Durant son interrogatoire, il ne livra aucun nom, refusa de reconnaître les photographies qui lui étaient présentées et nia connaître les personnes dont les hommes de la Brigade spéciale n° 2 lui parlaient. Il se contenta de donner ses responsabilités et les secteurs qu’il contrôlait.

Jean-Baptiste Champeval fut déporté le 6 avril 1944 au camp de Mauthausen et dirigé sur le kommando de Gusen. Il mourut de la tuberculose à l’hôpital de Reichenau après la libération du camp, le 25 juin 1945.

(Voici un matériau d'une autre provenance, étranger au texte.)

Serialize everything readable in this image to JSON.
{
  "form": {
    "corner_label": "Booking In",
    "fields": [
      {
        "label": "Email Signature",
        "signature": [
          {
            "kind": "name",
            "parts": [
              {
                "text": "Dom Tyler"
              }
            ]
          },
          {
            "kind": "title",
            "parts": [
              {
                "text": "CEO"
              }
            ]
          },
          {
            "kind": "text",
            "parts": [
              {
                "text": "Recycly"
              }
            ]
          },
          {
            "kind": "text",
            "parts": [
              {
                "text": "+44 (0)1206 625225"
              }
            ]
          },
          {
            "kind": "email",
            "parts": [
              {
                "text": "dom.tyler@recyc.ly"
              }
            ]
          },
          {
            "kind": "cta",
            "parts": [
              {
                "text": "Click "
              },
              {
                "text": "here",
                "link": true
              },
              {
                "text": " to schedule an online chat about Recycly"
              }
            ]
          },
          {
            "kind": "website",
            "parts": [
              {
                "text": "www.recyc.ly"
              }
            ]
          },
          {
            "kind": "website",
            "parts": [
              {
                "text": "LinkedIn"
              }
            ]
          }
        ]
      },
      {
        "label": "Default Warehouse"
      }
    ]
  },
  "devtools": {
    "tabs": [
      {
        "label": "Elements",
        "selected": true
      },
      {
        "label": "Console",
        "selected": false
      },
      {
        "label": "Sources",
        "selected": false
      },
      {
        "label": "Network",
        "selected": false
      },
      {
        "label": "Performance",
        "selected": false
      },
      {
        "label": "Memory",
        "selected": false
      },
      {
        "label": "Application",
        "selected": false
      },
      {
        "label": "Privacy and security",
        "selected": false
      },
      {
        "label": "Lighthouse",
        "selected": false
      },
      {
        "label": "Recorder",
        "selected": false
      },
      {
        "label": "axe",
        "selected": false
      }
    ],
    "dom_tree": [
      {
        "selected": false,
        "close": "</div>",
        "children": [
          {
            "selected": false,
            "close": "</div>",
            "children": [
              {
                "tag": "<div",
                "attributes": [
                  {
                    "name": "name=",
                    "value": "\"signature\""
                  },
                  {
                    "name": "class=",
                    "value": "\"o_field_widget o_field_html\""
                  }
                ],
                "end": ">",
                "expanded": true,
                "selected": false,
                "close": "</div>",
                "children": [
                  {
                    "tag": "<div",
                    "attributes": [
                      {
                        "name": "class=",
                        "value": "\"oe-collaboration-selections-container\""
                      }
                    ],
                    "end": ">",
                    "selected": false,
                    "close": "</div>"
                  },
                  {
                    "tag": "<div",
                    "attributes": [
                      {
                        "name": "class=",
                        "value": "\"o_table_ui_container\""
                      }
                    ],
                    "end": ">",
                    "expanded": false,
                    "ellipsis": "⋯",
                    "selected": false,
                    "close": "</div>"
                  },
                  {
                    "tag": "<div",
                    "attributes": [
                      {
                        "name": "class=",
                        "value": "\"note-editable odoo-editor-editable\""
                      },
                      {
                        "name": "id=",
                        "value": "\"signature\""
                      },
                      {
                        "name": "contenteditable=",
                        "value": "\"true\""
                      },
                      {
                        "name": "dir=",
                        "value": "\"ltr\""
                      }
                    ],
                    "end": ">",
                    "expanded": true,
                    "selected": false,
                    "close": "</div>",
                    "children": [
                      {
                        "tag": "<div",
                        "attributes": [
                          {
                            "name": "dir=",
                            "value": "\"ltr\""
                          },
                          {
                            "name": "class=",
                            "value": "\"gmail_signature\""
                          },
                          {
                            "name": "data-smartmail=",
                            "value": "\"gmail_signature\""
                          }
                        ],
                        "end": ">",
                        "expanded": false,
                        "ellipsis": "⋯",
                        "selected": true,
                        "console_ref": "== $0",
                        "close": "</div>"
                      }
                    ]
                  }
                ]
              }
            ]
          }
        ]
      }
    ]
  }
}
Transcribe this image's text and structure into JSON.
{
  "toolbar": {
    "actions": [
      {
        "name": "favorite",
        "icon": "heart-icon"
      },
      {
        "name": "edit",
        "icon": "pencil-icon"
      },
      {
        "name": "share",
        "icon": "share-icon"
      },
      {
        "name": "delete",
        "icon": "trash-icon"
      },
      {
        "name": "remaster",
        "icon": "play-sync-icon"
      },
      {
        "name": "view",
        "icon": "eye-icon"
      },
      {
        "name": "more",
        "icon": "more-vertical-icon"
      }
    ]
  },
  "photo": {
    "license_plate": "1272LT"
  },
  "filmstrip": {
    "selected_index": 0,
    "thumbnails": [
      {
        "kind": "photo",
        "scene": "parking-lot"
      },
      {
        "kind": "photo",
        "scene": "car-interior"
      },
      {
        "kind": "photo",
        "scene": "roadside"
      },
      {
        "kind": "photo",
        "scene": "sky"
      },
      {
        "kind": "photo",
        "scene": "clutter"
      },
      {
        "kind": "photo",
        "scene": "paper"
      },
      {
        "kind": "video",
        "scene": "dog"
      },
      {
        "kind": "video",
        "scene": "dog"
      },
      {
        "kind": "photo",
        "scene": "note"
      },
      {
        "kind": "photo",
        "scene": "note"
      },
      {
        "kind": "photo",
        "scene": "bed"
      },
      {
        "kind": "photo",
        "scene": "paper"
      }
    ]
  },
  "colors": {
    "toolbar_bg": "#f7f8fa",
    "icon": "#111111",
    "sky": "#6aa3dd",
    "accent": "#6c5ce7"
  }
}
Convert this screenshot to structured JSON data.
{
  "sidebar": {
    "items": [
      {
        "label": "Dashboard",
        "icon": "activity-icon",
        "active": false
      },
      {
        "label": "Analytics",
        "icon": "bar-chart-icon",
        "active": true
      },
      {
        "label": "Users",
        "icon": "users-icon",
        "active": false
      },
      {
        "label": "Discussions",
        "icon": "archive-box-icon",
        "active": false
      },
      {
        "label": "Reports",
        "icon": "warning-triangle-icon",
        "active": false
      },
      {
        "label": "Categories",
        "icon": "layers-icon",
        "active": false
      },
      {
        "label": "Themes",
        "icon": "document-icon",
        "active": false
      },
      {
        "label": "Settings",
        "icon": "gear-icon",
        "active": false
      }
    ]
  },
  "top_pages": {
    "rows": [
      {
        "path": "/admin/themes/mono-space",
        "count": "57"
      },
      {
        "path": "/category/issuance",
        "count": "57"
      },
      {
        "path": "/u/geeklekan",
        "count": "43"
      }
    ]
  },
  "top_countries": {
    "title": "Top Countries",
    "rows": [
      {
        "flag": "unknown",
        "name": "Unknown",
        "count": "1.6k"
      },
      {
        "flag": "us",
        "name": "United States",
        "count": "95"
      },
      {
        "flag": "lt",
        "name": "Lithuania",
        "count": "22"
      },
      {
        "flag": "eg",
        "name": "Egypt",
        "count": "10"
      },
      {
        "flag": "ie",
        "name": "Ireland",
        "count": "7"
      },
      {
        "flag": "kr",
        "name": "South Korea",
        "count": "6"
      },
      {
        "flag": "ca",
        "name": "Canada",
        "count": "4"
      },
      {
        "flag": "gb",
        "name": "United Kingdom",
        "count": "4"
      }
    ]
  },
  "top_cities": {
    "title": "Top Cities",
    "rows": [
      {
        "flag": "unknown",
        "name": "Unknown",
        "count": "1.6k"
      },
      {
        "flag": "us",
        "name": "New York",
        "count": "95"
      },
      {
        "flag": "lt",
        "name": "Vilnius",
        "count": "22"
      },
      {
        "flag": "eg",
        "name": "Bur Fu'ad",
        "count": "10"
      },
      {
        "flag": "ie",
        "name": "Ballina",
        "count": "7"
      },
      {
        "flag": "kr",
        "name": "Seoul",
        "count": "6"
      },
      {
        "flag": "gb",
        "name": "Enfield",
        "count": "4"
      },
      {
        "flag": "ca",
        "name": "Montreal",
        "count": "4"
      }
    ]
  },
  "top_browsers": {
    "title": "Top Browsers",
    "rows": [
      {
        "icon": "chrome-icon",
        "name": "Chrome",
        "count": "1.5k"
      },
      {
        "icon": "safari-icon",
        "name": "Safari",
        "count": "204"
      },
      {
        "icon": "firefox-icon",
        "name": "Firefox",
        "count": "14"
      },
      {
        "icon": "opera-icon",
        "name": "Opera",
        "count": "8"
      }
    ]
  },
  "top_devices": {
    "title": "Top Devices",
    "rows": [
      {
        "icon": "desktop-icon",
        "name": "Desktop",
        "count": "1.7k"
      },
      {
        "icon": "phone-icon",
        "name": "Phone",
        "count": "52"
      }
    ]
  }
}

Marié une première fois et divorcé de Gilberte Brenot, il épousa en secondes noces Augustine Gaumet, le 28 février 1940 à Créteil.

Il fut homologué Lieutenant FFI en 1948. Une rue de Créteil (ancienne rue de Versailles) porte son nom.

Pour citer cet article :
http://maitron-en-ligne.univ-paris1.fr/spip.php?article19348, notice CHAMPEVAL Jean-Baptiste par Jean-Pierre Besse, Claude Pennetier, version mise en ligne le 25 octobre 2008, dernière modification le 4 novembre 2011.

Par Jean-Pierre Besse, Claude Pennetier

SOURCES : RGASPI, 495 270 1746 (le RGASPI dit qu’il n’a pas conservé son dossier), RGASPI, 517 1 1113. — Arch. Ppo.89, BS2, 31. — Dossier du secrétariat d’État aux Anciens combattants. — La Voix de l’Est, 1938-1939. — 6e conférence de la Région-Est. — Renseignements fournis par les Arch. Communales de Créteil. — État civil de Sarran (pas de mention de mariage ni de décès). — Note de Sylvain Boulouque.